Let's just get to the food right away, shall we? Today, we feature:   Honey Chicken Stir-Fry


This is the kind of recipe where I hide the leftovers behind something ugly, hoping the family will forget about them, so I can have them for lunch the next day.

And as for something to read, last time I mentioned George Ade, whose collection of writings I had just started. Now that I've finished the book, I want to rave about George's best, which was his treatment of musical comedy. In one story, a wife drags her husband to the opera. He thinks it's ridiculous and, just to make his point, writes his own little opera in which a fire alarm rings in a city apartment building and all the residents stand around singing about how they really must get out to save their lives--"Haste, oh haste, oh haste away!--but they just keep standing around singing. Then there was "The Sultan of Sulu," probably Ade's most famous work, a 3-act (or maybe 5-act, can't remember) play in which a bunch of soldiers land on the island of a sultan with 8 wives and proceed to Americanize everything. The song lyrics rival Gilbert and Sullivan. Finally, I could not wipe the smile off my face as I read Ade's essay poking fun at the all the conventions of the musical comedy.

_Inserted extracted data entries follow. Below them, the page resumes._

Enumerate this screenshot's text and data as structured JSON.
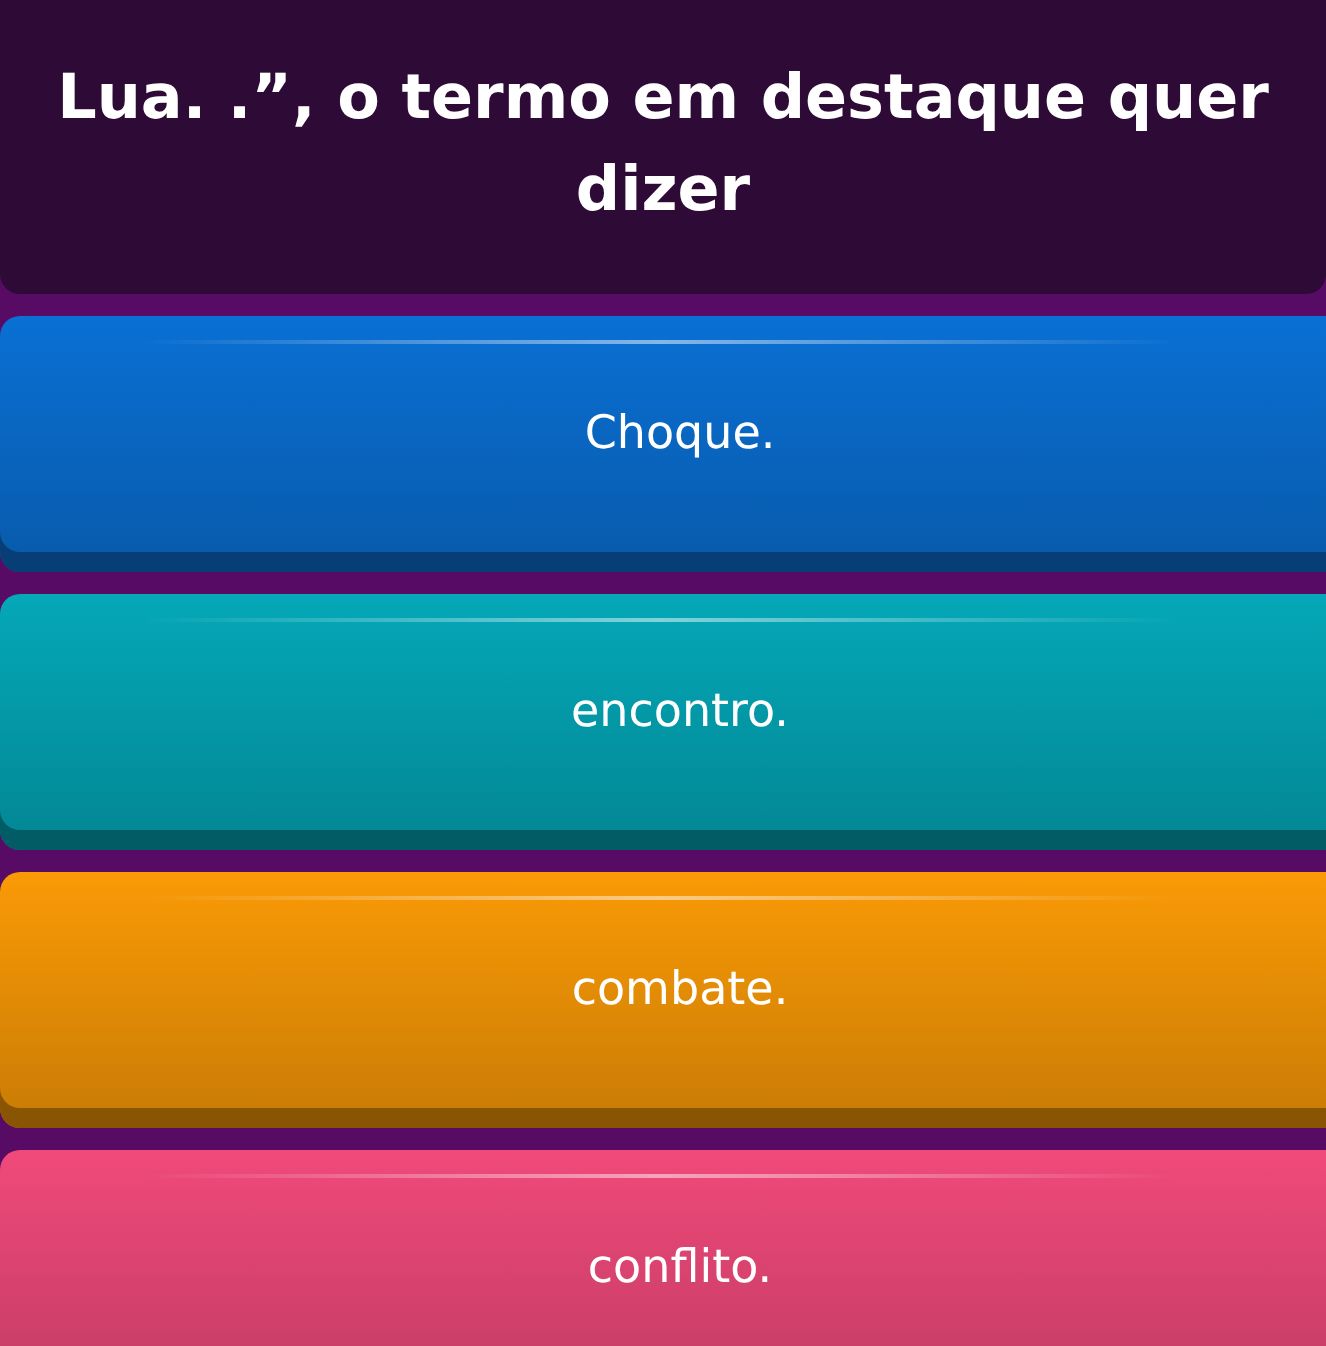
{
  "question": {
    "text": "Lua. .”, o termo em destaque quer dizer"
  },
  "options": [
    {
      "label": "Choque.",
      "color": "#0a70d4"
    },
    {
      "label": "encontro.",
      "color": "#04a8b8"
    },
    {
      "label": "combate.",
      "color": "#fa9a06"
    },
    {
      "label": "conflito.",
      "color": "#f04a7a"
    }
  ]
}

In the dry period between returning the last stack of books to one library and getting a new stack at another, I am catching up on my periodical reading, namely Irreantum, one of the Mormon journals. After a hiatus in publication, they put out a double issue last fall from which I'd like to plant a big virtual blue ribbon on the chest of two authors: Darin Cozzens and Emily Milner.

Cozzens' short story, "Reap in Mercy," tracks two farming neighbors from the point of view of the serious, responsible one. Resentment builds through the years as the narrator watches the other get away with carousing, though repenting just long enough to try to go on a mission. Later, the narrator finds himself drawn in when his nemesis always gets "in a bind," the kind of bind that sends the him to work in the other guy's bean field at the expense of his own beans. Then the neighbor goes through his know-it-all period. Won't reveal more.

Milner launched her essay, "Beauty for Ashes," with remarks about the show, What Not to Wear. This is one of my favorite shows, so Milner hooked me right away, never mind her criticisms of dear old Stacy and Clinton. I liked peeking into her mind as she considered how she looks (pockmarked and overweight) and how people respond to it. Since I visit teach Milner's sister (lovely cheekbones, abundant curly hair, exercise enthusiast), I kept trying to picture what Milner really looks like.


Well, that's it for now. I'm off to stir tonight's spaghetti sauce.